21. Dezember 2026: Die ersten hundert Kolonisten brechen zum Mars auf. Fünfzig Männer und fünfzig Frauen aus verschiedenen Ländern stellen sich der größten Herausforderung der Menschheitsgeschichte. Sie sollen aus einer leblosen, kalten Felswüste einen grünen, lebendigen Planeten wie die Erde machen. Doch schon auf dem neunmonatigen Flug wird klar: Nicht jeder ist mit diesem Plan einverstanden. Die Siedler zerfallen in verschiedene Fraktionen. Die einen wollen den Mars terraformen, die anderen ihn so bewahren, wie er ist. Wieder andere plädieren für eine gänzlich neue politische Ordnung, unabhängig von der Erde, während einige eng mit großen Firmenkonsortien zusammenarbeiten, die an der Ausbeutung der Mars-Rohstoffe interessiert sind. Und eine weitere Gruppe hat eigene, geheime Pläne.
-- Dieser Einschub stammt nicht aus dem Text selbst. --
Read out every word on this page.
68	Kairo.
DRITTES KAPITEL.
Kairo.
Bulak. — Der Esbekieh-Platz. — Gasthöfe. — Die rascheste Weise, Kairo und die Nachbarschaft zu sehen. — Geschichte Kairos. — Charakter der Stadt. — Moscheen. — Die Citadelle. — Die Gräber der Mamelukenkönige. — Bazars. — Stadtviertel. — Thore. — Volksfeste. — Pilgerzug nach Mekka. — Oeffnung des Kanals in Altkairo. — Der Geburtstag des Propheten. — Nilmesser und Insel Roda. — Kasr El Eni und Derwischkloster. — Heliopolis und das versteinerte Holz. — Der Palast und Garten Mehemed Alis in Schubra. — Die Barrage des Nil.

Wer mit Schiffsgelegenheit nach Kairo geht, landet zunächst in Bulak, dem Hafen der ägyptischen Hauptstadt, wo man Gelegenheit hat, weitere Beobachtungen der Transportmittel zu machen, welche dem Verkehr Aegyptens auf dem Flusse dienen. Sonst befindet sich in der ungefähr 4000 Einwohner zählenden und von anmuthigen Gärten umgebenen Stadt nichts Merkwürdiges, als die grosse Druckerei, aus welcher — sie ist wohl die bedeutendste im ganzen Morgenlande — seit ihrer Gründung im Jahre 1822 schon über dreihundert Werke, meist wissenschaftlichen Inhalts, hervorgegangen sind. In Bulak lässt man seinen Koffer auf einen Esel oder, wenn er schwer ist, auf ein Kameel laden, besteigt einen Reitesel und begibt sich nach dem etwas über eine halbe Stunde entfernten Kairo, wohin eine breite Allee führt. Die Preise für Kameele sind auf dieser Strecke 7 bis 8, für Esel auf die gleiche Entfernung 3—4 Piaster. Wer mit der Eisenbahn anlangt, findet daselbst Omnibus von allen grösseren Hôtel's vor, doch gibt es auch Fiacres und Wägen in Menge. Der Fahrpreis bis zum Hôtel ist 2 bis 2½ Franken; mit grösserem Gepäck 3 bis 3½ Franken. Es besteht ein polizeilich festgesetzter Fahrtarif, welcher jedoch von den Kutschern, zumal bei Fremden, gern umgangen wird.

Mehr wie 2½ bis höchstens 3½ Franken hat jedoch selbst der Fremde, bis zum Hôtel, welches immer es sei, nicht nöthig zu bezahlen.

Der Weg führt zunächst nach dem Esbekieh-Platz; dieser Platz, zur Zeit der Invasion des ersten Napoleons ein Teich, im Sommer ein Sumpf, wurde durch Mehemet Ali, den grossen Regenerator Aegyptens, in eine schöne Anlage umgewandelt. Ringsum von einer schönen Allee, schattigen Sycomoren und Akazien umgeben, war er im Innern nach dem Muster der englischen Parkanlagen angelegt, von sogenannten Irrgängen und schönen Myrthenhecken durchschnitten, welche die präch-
Im Laufe der ersten Jahre spitzen sich diese Konflikte immer weiter zu, bis der Mars am Ende ein gewaltiges Pulverfass ist, das jeden Moment zu explodieren droht …

Der Autor

Kim Stanley Robinson wurde 1952 in Illinois geboren, studierte Literatur an der University of California in San Diego und promovierte über die Romane von Philip K. Dick. Mitte der Siebzigerjahre veröffentlichte er seine ersten Science-Fiction-Kurzgeschichten, 1984 seinen ersten Roman. 1992 erschien mit Roter Mars der Auftakt der Mars-Trilogie, die ihn weltberühmt machte und für die er mehrfach mit dem Hugo, dem Nebula und dem Locus Award ausgezeichnet wurde. Kim Stanley Robinson lebt mit seiner Familie in Kalifornien. Im Wilhelm Heyne Verlag sind zuletzt seine Romane 2312 und Schamane erschienen.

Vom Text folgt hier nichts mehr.